Sweeping disclosures could also enable Trump to settle scores with appointees who subverted his policies. Trump appointed a Never-Trumper letter signer, Jim Jeffrey, as his special envoy for Syria. Last week, Jeffrey explained how he and others thwarted Trump’s efforts to disengage in Syria: “We were always playing shell games to not make clear to our leadership how many troops we had there.” The actual number was far higher than the 200 Trump thought would be left in the country. The charade on troop deployments was a “success story” for Jeffrey, Defense One noted, because it “ended with U.S. troops still operating in Syria, denying Russian and Syrian territorial gains.” But denying “Syrian territorial gains” to Syrians was not the policy Trump touted. Washington Post reporter Liz Sly savored the charade: “US officials have been lying to Trump – and the American people – about the true number of US troops in Syria in order to deter him from withdrawing them, according to the outgoing Syria envoy. Trump thinks it’s 200.” Sly added two laughing emojis after that line. (No word on whether the Post will add laughing emojis to its “Democracy Dies in Darkness” motto.)
Opening the files on Syria would provide the ammo for activism by vast numbers of Americans who vehemently oppose new wars. In August 2013, Obama was on the verge of bombing the Assad regime after allegations it had used chemical weapons.
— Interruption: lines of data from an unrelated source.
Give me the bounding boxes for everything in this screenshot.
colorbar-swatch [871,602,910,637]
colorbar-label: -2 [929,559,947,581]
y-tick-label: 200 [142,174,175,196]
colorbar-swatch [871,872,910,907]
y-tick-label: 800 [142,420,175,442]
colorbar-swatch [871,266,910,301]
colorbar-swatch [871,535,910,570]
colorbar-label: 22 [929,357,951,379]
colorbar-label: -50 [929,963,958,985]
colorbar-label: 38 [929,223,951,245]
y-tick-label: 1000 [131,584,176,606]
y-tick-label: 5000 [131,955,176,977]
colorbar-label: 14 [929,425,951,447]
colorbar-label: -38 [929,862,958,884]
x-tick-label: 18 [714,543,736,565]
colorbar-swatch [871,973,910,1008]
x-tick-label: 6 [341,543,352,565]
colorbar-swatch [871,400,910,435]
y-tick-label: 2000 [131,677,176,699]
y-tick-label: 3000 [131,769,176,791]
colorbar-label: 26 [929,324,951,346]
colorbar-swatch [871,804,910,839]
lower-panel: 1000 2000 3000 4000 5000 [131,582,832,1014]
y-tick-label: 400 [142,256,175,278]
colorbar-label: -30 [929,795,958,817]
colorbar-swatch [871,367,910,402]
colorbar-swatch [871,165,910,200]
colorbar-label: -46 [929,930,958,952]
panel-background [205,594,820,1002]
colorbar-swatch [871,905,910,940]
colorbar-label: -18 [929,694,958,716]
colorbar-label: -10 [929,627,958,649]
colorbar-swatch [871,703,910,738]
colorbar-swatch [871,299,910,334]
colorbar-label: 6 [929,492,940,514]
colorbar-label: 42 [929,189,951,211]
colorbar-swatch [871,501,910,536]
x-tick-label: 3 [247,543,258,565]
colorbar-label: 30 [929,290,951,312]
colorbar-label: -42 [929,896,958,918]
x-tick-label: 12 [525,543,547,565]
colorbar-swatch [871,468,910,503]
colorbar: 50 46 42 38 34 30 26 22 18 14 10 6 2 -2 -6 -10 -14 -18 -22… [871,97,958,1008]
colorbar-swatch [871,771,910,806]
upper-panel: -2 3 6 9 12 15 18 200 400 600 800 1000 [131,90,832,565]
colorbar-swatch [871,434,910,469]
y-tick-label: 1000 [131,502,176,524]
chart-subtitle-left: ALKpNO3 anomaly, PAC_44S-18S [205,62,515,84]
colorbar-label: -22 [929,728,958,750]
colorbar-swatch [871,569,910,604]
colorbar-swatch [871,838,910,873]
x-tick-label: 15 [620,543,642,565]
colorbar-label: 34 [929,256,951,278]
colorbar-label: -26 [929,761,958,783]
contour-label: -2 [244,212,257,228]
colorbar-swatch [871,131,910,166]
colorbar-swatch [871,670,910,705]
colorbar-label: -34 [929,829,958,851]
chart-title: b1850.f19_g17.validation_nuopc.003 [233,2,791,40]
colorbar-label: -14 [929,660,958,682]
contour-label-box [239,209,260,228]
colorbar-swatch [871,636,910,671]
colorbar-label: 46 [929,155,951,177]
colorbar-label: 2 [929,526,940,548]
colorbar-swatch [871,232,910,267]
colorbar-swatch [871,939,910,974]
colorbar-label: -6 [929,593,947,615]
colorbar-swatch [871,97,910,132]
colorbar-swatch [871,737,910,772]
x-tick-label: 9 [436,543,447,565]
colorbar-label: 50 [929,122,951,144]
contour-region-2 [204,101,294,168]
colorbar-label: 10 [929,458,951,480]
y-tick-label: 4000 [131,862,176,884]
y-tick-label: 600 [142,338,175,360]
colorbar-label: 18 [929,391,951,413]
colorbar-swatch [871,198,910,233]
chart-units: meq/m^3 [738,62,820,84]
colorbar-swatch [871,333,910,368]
A vast outcry against intervention, including a dramatic protest outside the White House while Obama was making a Saturday speech on his Syrian plans, temporarily deterred further U.S. escalation (beheading videos were the Aladdin’s Lamp for interventionists). There is far more evidence of the folly of U.S. intervening in Syria now than there was in 2013 and probably more folks today ready to raise hell.
America can no longer afford to cloak its foreign carnage in the shroud of good intentions. There is no transcendent national interest that justifies pointlessly killing more Arabs in Syria or elsewhere. Americans need to scoff at those who portray keeping U.S. boots on foreign necks as a triumph of idealism.